Calculate Statistics for a multi-dimensional Sequence Database with Timestamps (SPMF documentation)

This example explains how to calculate statistics for a multi-dimensional sequence database with timestamps using the SPMF open-source data mining library.

How to run this example?

What is this tool?

This tool is a tool for generating statistics about a multi-dimensional sequence database with timestamps.

What is the input?

The input is a multi-dimensional sequence database with timestamps.

time-extended multidimensional sequence database is a set of time-extended multi-dimensional sequences. A time-extended multi-dimensional sequence (here called MD-Sequence) is a time-extended sequence (as defined by Hirate & Yamana) but with dimensional information (as defined by Pinto et al. 2001).

A time-extended multi-dimensional sequence (MD-Sequence) is composed of an MD-pattern and a time-extended sequence. A time-extended sequence is an ordered list of itemsets (groups of items) with timestamps. Note that it is assumed that no items appear twice in the same itemset and that items in an itemset are lexically ordered. An MD-pattern is a set of symbolic values for the dimensions (here represented by integer numbers).

The set of dimensional values for an MD-Sequence is called an MD-Pattern. For a multi-dimensional database, there is a fixed set of dimensions. Each dimensions can take a symbolic value or the value "*" which means any value. In the following MD-Database, there is four MD-Sequences named S1, S2, S3, S4. This database is provided in the file ContextMDSequence.txt.

MD-Sequences
ID MD-Patterns Sequences

d1 d2 d3
S1 1 1 1 (0, 2 4), (1, 3), (2, 2), (3, 1)
S2 1 2 2 (0, 2 6), (1, 3 5), (2, 6 7)
S3 1 2 1 (0, 1 8), (1, 1), (2, 2), (3, 6)
S4 * 3 3 (0, 2 5), (1, 3 5)

For instance, the first MD-Sequence represents that items 2 and 4 appeared together at time 0, then were followed by 3 at time 1, which was followed by item 2 at time 2, wich was followed by item 1 at time 3. The context of this sequence is the value 1 for dimension d1, the value 1 for dimension d2 and the value 1 for dimension d3. Note that the value "*" in the fourth MD-sequence means "any values".

What is the output?

The output is statistics about the sequence database. For example, if we use the tool on the previous sequence database given as example, we get the following statistics:

============== MD-SEQUENCE DATABASE STATS ==========
File C:\Users\Phil\Desktop\test_files\ContextMDSequence.txt
Number of MD-sequences : 4
Number of dimensions: 3
Dimension 0 has 2 different values.
Dimension 1 has 3 different values.
Dimension 2 has 3 different values.
Number of distinct items: 8
Largest item id: 8
Average number of itemsets per sequence : 3.25 standard deviation: 0.82915619758885 variance: 0.6875
Average number of distinct item per sequence : 4.0 standard deviation: 0.7071067811865476 variance: 0.5000000000000001
Average number of occurences in a sequence for each item appearing in a sequence : 1.25 standard deviation: 0.4330127018922193 variance: 0.18749999999999997
Average number of items per itemset : 1.5384615384615385 standard deviation: 0.4985185152621431 variance: 0.2485207100591716
Timestamps range: 0 to 3

Input file format

The input file format is defined as follows. It is a text file where each line represents a multi-dimensional time-extended sequence from a multi-dimensional time-extended sequence database. Each line consists of two parts.

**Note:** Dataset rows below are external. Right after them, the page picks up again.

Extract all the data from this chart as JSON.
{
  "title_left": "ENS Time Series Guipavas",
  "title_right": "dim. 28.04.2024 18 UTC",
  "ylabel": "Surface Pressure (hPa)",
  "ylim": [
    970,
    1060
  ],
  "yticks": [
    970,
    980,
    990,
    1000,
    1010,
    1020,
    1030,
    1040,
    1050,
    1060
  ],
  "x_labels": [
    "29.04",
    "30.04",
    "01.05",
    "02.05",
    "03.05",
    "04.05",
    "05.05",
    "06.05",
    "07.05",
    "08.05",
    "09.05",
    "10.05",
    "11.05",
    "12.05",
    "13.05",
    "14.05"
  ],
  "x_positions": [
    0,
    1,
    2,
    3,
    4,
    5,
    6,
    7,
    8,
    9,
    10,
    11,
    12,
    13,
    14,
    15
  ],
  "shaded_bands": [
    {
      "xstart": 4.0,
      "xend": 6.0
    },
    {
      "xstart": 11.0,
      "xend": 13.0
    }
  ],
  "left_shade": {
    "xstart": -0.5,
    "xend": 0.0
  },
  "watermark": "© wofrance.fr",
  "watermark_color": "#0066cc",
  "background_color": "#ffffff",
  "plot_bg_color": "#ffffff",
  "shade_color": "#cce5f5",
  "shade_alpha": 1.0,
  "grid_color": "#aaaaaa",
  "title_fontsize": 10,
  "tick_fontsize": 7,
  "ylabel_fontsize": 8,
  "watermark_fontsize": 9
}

For example, the input file "ContextMDSequence.txt" contains the following four lines (four sequences).

1 1 1 -3 <0> 2 4 -1 <1> 3 -1 <2> 2 -1 <3> 1 -1 -2
1 2 2 -3 <0> 2 6 -1 <1> 3 5 -1 <2> 6 7 -1 -2
1 2 1 -3 <0> 1 8 -1 <1> 1 -1 <2> 2 -1 <3> 6 -1 -2
* 3 3 -3 <0> 2 5 -1 <1> 3 5 -1 -2

Consider the second line. It indicates that the second multi-dimensional time-extended sequence of this database has the dimension values 1, 2 and 2. Furthermore, the first itemset is {2, 4} with a timestamp of 0. Then, the item 3 appears with a timestamp of 1. Then the item 2 appears with a timestamp of 2. Finally, the item 1 appears with a timestamp of 3. The other sequence follows the same format. Note that timestamps do not need to be consecutive integers. But they should increase for each succesive itemset within a same sequence.